By Oswald Sobrino, J.D.; M.A. (Econ.); M.A. (Theo.); M.L. (Master of Latin), doctoral student, University of Florida.

Friday, December 21, 2012

Are They Really Brilliant? What Then Is Brilliance?

Ludwig Wittgenstein
Ludwig Wittgenstein (Photo credit: Wikipedia)
                                                                  

That question reverberates as I read the delightful book called Wittgenstein's Poker which recounts a famous but murky confrontation between philosophers Ludwig Wittgenstein and Karl Popper in 1946 in a Cambridge academic gathering. The author takes this incident and regales us with the personalities and issues that shaped a certain portion of the philosophical world in the 20th century, the world of analytic or linguistic philosophy.

Yet, I keep asking myself: these are supposed to be brilliant men--the likes of Bertrand Russell and Ludwig Wittgenstein, yet I get the creeping sense that they were in some fundamental sense blind: they poured their lives into questions that just seem too simplistic to anyone with well-developed intellectual intuition and sensitivity. Russell began the century by trying to prove formalistically that mathematics was a self-contained system of logical axioms with no need to refer to other sorts of assumptions, such as empirical assumptions. Well, even Russell admitted the failure of that project. But Euclid could have told him the project was a waste of time: mathematics must begin with intuitive, non-logically dictated assumptions in order to go anywhere. All high school geometry students do (or did) know that. (For details, see this article.) To be fair, we can at least term Russell's failure a glorious failure because of its pioneering work in symbolic logic.

Wittgenstein (at least in his first phase) set out to map out language with an aesthetically pleasing mathematical precision to clear up the confusions of his intellectual inferiors.

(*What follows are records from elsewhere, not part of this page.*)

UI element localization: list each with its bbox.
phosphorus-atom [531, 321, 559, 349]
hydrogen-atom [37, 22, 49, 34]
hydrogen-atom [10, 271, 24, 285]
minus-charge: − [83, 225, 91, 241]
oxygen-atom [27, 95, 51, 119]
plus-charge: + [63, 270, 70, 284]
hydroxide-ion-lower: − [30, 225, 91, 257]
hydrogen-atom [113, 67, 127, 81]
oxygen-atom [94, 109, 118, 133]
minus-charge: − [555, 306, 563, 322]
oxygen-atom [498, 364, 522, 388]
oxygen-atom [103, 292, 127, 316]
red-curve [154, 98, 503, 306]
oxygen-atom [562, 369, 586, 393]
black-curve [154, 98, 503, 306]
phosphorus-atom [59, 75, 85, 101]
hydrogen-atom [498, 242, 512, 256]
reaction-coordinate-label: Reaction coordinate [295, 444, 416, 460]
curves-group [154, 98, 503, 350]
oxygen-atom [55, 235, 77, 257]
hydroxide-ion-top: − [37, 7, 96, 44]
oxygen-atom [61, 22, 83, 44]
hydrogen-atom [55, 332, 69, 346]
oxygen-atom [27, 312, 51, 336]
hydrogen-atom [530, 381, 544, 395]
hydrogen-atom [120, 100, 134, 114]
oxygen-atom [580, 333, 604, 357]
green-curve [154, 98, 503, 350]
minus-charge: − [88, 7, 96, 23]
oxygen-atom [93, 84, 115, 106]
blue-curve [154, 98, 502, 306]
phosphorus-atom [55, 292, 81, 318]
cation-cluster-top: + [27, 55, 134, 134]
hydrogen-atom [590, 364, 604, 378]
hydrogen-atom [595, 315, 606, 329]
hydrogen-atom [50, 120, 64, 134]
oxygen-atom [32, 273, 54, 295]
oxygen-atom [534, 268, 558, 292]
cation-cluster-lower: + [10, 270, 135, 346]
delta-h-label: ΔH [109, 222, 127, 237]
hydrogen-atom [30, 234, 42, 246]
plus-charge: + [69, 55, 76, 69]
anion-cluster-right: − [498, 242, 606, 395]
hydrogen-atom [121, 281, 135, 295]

Well, he gave up that project as a failure and moved on to the supposedly novel insight that you determine the meaning of words by their context ("family resemblances" in the lingo of Wittgenstein). Any half-conscious student or teacher of Latin (or any other foreign language) could have told you that. When you open a good Latin dictionary, you get a zillion definitions for one word--definitions varying almost infinitely with the context of a particular use by a particular author. Take a look at one of the many long entries in the famous Lewis & Short Latin Dictionary for proof.

Brilliant men pursuing oddly stupid quests. This picture is something to ponder--and something to make us reevalutate how we define brilliance. It almost seems that personal psychology and its neuroses create certain intellectual projects rather than such projects' being the offspring of some brilliant intuition.